2016 has had its share of customer experience challenges—airline system outages, tainted burrito ingredients, and exploding balancing scooters. How can corporate chiefs allow an environment in which checks and balances don’t catch these mistakes? Are the values that leaders hold misaligned with what matters to employees?

Content marketers are getting more sophisticated in how they build audiences and create emotional connections between customers/prospects and their brand. But increasing revenue takes more than external delight. It requires companies to ensure they have internal teams in place with the mindset, talents, and passion to keep the promises that marketing makes come alive. The only way to have certainty is to focus as much on the corporate culture through employee engagement as we do on customer engagement.

Here’s how Gallup defines the three tiers of employees. Engaged employees work with passion, feel a profound connection to their company, drive innovation, and move the organization forward. Not-engaged employees are essentially “checked out”—sleepwalking through their workday and putting time, but not energy or passion, into their work. Actively disengaged employees aren’t just unhappy at work, they’re busy acting out their unhappiness—undermining what their engaged co-workers accomplish.

With about 69% of employees either not engaged or actively disengaged with their work, it becomes clear how companies stumble so drastically.

Engaged employees understand the impact of their actions. That can mean working across departments to develop seamless service, creating innovative approaches to doing business, or proactively helping customers solve problems. With an estimated $450 to $500 billion dollars lost in productivity a year through disengaged employees, paying attention to what matters to employees is a must.

What does all of this mean for content marketers? Plenty. According to Gallup, 41% of all employees don’t know what their company stands for or what makes it different from everyone else in the marketplace. The ultimate goal of content marketing is to engage audiences, educate them, deliver value, and drive revenue. We assume “audience” means people external to our company. However, if we expand that idea to include employees, we can apply the same content marketing strategy to engage them.
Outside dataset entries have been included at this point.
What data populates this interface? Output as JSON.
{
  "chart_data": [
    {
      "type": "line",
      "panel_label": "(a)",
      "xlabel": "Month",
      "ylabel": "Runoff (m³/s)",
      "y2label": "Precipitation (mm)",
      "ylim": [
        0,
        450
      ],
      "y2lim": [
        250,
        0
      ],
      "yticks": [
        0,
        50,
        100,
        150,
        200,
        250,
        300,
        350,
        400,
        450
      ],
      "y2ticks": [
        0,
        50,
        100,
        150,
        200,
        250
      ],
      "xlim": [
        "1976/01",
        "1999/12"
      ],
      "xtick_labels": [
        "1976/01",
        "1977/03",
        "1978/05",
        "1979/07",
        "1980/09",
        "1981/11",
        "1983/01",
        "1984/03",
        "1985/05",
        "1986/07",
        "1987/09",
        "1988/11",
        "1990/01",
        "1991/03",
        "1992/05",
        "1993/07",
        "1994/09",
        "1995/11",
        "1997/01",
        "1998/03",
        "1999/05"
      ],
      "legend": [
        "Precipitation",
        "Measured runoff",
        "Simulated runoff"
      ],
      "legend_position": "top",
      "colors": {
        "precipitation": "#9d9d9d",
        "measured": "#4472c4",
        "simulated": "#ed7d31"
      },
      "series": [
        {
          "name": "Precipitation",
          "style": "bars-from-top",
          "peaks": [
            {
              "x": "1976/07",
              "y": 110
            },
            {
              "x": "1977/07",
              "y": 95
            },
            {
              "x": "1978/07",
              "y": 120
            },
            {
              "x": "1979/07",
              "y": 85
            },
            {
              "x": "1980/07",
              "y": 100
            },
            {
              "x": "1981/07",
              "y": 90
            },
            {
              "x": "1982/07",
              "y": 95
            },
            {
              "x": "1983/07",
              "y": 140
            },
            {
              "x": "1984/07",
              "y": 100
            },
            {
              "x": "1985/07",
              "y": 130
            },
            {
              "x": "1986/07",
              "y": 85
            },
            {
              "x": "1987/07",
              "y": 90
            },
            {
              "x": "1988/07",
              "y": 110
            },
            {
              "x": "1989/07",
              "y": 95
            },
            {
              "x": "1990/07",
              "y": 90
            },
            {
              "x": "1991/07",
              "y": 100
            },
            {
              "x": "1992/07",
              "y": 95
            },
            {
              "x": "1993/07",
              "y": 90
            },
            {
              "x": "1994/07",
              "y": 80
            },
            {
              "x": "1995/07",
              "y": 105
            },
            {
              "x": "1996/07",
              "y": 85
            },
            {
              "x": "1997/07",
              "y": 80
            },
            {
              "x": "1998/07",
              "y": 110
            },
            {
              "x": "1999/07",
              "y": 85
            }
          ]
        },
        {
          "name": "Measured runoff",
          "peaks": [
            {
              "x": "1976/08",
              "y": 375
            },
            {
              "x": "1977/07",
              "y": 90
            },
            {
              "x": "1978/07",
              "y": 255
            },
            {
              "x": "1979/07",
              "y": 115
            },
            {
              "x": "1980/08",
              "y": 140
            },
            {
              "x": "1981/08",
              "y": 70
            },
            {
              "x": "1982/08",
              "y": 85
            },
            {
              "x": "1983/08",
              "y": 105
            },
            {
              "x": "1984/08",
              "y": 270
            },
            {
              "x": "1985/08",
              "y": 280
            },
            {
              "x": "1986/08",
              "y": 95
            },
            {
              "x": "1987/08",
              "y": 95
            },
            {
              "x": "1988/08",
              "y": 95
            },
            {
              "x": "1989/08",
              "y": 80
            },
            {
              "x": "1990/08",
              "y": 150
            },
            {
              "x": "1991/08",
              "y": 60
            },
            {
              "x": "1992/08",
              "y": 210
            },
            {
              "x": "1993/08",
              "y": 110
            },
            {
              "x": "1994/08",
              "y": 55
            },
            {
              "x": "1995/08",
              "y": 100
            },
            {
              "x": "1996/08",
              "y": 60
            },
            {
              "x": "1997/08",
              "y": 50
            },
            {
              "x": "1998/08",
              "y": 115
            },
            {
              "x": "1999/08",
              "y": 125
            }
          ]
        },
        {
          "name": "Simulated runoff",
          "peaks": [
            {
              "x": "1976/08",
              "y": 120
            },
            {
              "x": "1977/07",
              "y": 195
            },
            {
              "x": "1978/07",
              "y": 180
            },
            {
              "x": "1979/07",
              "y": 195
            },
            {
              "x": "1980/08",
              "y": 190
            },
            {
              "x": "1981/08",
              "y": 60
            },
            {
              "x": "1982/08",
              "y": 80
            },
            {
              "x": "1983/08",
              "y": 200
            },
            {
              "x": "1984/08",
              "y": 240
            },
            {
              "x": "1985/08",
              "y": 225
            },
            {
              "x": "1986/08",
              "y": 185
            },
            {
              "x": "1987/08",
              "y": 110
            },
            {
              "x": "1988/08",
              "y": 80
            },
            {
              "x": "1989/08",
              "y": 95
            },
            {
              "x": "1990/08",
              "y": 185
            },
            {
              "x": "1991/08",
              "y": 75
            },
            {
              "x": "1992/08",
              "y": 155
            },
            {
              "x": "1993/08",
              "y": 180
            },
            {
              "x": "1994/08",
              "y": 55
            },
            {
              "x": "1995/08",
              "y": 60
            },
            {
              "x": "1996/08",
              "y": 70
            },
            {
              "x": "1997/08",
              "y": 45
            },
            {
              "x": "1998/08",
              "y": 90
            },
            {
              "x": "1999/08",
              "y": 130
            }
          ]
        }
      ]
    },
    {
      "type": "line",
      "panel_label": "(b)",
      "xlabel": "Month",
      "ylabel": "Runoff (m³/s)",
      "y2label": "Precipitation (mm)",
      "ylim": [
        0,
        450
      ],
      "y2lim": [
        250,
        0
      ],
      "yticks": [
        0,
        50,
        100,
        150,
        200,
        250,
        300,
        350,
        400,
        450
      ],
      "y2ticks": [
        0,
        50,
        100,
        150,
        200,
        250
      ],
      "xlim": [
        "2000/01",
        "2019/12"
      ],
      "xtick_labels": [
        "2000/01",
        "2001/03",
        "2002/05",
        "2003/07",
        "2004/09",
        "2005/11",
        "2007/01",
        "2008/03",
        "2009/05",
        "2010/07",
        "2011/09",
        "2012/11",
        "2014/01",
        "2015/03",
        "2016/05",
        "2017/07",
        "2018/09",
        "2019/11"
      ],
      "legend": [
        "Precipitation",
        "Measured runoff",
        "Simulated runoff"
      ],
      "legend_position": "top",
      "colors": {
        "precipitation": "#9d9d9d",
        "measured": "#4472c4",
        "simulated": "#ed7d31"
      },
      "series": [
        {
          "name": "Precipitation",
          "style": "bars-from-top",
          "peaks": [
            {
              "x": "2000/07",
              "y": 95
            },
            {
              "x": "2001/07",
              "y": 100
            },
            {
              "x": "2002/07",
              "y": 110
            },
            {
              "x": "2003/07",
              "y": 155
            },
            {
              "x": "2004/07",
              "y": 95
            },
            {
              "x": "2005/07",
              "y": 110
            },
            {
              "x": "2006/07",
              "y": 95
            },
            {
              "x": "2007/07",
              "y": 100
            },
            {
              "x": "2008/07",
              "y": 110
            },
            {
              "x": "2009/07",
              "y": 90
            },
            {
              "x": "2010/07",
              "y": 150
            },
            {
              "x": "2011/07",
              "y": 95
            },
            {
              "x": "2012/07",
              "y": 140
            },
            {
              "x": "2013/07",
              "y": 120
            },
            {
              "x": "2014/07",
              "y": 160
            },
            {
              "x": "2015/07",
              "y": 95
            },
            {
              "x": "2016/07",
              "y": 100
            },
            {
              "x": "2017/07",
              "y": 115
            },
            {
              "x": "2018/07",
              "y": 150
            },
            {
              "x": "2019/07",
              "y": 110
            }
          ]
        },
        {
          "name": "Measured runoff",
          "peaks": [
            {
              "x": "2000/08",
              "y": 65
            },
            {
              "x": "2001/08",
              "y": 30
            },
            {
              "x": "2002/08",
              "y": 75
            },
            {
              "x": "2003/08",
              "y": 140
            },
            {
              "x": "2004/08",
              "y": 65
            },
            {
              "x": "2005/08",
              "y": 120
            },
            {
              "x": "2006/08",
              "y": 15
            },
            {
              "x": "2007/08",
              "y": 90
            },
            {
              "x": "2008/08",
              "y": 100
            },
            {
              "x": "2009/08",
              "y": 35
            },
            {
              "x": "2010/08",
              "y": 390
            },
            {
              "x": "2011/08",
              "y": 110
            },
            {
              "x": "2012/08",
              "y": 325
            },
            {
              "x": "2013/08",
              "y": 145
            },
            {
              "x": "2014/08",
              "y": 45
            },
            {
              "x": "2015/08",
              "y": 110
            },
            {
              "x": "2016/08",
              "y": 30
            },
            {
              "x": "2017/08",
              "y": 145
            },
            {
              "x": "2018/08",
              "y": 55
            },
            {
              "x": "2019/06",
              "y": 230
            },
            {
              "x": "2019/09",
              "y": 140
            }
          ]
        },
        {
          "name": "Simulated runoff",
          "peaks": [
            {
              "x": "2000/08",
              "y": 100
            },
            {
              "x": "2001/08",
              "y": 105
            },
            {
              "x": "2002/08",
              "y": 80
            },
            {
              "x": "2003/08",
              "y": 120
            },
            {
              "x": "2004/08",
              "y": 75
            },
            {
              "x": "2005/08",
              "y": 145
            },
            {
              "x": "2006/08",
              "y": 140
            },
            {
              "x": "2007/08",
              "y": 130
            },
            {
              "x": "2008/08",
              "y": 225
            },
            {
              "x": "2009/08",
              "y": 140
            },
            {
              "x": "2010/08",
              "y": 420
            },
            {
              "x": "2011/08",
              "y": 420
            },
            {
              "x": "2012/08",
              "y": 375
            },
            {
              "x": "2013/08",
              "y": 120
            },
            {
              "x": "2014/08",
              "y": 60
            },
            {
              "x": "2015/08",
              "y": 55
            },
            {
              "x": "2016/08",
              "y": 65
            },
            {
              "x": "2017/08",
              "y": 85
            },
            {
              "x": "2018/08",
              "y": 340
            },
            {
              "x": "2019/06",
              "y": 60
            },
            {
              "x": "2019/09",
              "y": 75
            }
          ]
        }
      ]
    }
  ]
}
Educating employees and curing the gap of understanding is where content marketing comes into play. It’s time that we dedicate an equal amount of time internally as we do externally to connect with audiences. This means making the investment to educate employees on the value of what our company delivers, why we’re different, and how to make that story come to life.

Employees perform based on what’s measured, rewarded, and celebrated. How well do we tell the story of what matters to our company to the people who create and deliver experiences to customers? Unless employees know, understand, and believe in what our company stands for, they’ll never be engaged. And disengaged employees will never deliver delightful customer experiences.

Take one of the icons of good customer experience: Disney. Dubbed “The Happiest Place on Earth,” Disney has happy, engaged people who are serious about delivering phenomenal experiences for their customers. It understands that engaged employees deliver better service, which increases customer satisfaction. And satisfied customers become repeat customers and referral sources for new business.

Day in and day out, Disney consistently builds employee engagement so cast members (the title every employee holds) become passionate about creating amazing experiences for customers. By consistently educating, celebrating, and rewarding employees for exhibiting the principles of the brand—safety, courtesy, efficiency, and showmanship—Disney puts employees first, so that they, in turn, want to put customers first.